6. The Poisons Act 1952 and its regulations permit dispensing by doctors and also by paramedics working in government health centres and private sector, 1Malaysia Clinics and estate hospitals.
8. The National Drug Policy (Dunas) 2012 endorsed the dispensing of medicines by doctors with the definition of dispensing as per the Poison's Act 1952 and also the relevant provision in the PHFSA 1998 & its Regulations (2006).
9. Countries where dispensing is separate usually have a third party payment system – such as social health insurance. Even in Singapore, where there is a health financing system, dispensing by general practitioners continues to be permitted. In Malaysia, private healthcare service is fee-for-service, paid out-of-pocket by patient or by private funds. Thus patient's preference is paramount.
10. The consequences of separation will result in fragmentation of care, liability issues, increase in cost (South Korean example) and inconvenience to our patients. Those who have experienced absurd inconvenience in other countries, wherein there is dispensing separation like New Zealand or UK, would oppose such a move here.

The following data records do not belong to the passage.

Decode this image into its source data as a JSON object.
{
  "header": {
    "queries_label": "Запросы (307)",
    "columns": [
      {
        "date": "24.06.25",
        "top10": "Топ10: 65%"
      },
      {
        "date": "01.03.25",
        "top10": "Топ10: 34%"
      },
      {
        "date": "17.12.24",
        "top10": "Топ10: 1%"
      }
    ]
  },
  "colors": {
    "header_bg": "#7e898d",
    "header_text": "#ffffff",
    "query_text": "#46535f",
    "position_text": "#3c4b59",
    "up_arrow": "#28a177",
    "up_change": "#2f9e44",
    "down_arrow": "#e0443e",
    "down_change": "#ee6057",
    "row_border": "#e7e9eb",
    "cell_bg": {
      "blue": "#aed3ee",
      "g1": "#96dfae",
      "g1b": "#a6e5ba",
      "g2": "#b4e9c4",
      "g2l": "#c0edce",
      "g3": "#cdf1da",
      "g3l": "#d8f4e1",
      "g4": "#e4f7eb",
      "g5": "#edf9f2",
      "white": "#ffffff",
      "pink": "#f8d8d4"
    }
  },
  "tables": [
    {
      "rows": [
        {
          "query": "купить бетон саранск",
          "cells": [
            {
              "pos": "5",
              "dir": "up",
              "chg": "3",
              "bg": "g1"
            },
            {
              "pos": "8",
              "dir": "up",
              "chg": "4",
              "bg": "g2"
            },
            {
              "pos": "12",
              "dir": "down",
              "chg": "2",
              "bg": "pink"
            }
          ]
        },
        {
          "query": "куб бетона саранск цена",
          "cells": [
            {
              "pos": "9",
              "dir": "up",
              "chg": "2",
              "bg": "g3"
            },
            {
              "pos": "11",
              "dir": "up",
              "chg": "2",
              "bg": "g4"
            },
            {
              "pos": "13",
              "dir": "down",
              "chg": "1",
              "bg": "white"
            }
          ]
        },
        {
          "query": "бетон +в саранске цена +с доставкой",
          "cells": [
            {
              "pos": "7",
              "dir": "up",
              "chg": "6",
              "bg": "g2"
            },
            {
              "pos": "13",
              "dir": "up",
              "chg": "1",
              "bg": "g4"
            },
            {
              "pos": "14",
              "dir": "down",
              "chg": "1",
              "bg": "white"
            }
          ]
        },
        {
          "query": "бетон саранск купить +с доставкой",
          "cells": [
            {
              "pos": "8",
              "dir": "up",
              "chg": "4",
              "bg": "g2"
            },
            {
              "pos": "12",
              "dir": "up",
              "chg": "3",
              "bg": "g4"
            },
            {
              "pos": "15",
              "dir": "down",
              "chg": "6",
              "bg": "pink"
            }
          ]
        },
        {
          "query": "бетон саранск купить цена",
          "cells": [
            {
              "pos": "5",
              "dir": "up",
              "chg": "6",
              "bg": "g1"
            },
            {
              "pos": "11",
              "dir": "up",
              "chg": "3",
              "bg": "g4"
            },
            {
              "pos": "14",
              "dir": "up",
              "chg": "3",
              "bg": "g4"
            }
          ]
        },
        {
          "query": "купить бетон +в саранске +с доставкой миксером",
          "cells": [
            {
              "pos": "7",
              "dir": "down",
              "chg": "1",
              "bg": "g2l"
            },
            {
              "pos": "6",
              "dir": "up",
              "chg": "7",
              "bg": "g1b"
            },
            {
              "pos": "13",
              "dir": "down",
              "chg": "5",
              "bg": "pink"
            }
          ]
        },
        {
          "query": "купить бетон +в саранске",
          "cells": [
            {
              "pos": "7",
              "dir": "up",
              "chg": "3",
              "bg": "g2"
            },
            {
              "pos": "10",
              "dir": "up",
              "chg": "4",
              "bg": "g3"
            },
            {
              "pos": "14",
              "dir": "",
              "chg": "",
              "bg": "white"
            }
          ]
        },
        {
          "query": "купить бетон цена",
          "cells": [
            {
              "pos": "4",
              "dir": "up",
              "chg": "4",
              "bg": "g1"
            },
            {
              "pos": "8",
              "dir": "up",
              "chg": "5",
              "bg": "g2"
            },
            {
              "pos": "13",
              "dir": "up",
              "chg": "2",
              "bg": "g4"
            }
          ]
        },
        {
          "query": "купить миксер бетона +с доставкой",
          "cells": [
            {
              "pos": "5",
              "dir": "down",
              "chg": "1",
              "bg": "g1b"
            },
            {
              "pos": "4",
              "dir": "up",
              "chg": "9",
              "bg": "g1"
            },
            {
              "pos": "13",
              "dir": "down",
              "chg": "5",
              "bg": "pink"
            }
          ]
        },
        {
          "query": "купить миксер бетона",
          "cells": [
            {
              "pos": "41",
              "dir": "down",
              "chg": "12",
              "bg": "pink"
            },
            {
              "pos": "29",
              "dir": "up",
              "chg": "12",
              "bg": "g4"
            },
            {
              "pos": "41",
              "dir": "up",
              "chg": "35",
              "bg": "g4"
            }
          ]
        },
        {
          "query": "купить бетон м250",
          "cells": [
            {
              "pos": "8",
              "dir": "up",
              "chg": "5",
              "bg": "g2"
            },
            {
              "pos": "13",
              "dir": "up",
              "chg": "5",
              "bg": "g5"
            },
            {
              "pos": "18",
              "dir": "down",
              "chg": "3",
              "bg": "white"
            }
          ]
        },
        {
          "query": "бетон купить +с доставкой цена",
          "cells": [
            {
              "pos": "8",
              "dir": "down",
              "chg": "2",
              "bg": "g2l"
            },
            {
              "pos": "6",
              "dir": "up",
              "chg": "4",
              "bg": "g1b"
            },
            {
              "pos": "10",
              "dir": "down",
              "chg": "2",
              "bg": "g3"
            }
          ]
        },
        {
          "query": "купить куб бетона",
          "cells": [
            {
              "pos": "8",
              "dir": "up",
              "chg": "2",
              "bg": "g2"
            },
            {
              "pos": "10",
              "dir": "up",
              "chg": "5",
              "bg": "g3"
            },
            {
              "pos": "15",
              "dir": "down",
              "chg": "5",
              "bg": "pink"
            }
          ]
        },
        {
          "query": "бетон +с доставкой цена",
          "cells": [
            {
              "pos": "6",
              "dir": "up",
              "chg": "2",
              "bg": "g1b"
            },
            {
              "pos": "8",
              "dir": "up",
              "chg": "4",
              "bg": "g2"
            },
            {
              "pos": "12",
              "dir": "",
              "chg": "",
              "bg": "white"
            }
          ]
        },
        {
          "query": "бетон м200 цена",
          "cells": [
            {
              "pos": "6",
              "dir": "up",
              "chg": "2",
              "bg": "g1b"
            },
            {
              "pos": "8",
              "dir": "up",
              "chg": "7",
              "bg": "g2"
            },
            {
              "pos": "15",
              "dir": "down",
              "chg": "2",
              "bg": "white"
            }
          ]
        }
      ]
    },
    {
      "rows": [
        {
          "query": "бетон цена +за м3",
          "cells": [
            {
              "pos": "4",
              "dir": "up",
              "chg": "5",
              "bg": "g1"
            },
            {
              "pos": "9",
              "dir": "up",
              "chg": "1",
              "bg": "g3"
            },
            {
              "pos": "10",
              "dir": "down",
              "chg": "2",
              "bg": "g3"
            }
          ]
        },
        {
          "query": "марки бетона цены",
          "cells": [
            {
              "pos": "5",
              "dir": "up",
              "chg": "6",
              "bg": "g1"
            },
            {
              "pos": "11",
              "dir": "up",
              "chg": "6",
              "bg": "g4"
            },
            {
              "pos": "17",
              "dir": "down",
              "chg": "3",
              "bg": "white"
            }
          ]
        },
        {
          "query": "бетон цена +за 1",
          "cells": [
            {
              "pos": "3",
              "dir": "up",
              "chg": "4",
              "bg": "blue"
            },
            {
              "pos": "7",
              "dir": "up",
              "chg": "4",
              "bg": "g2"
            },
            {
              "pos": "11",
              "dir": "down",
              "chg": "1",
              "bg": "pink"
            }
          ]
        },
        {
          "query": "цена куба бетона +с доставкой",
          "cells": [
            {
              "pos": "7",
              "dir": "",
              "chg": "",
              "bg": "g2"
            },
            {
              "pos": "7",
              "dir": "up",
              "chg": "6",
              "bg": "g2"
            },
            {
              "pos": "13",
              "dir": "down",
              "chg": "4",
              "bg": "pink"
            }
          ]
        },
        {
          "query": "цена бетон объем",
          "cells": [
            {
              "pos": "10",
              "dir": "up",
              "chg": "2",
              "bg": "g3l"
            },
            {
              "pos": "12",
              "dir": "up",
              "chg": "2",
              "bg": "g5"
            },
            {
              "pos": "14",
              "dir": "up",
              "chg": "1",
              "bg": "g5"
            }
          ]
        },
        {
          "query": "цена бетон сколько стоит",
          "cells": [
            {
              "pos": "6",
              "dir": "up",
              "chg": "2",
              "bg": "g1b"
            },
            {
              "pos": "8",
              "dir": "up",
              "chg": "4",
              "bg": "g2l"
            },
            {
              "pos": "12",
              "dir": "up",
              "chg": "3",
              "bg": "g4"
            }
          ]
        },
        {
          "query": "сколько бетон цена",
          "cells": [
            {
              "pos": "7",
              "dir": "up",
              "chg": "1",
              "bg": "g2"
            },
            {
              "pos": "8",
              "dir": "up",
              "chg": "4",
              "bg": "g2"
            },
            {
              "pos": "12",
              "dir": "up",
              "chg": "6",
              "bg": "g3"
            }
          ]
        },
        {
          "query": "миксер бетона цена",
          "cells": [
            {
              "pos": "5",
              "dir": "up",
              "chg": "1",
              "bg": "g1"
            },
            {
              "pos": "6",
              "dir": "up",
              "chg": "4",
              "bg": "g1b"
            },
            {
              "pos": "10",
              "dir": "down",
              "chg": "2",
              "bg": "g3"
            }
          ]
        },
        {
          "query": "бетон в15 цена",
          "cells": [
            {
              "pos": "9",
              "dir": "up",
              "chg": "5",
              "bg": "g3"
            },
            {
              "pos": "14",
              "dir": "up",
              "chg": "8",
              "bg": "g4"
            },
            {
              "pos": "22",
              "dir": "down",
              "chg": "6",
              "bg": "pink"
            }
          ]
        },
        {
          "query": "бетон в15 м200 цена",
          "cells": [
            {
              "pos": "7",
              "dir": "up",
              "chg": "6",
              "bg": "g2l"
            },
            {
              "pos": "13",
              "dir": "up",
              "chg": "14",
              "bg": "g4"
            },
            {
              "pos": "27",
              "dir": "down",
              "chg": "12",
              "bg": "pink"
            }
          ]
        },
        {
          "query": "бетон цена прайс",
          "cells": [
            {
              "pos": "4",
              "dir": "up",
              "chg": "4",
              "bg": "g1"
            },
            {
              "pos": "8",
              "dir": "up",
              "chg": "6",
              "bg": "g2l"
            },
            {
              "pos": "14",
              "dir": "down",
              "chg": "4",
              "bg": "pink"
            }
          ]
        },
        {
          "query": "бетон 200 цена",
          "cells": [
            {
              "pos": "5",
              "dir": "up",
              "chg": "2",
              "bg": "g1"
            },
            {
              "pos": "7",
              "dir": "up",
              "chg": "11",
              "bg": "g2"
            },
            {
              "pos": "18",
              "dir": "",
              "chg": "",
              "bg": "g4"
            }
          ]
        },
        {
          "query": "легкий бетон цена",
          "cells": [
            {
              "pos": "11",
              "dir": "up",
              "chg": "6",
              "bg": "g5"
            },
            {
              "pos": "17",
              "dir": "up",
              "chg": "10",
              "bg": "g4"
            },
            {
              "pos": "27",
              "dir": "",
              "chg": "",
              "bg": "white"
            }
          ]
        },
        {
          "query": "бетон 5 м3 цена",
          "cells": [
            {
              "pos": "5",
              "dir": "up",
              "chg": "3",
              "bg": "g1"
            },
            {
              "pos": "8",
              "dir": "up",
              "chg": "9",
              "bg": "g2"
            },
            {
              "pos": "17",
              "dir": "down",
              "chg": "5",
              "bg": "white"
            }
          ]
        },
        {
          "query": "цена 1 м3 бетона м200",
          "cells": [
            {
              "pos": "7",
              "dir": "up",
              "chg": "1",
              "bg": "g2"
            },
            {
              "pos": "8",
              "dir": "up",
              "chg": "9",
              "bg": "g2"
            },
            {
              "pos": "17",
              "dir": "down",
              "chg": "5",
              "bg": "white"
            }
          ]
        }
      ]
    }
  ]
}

The situation in rural areas under-served by pharmacies makes DS untenable.
Contrary to the current online petitioners' perception, the May 9 decisions by the MOH were not of a doctor-minister favouring his fellow doctors, or a doctor-director-general of health being uncaring to members of their sister professions.
MOH has to contend with the Bill which seeks to intrude into existing regulations, into regulations of other professions and which did not take heed of impact of changes to delicate patient care and potential for disruption of accepted norms of Malaysian healthcare.
While the doctors were pleasantly surprised by the temporary reprieve, they did take note of the DG's reminder that many of the proposals forwarded by the pharmaceutical lobby could only be implemented once a system change of healthcare financing is in place.
Dr Shanmuganathan T V Ganeson is the honorary secretary of the Federation of Private Medical Practitioners’ Associations of Malaysia (FPMPAM).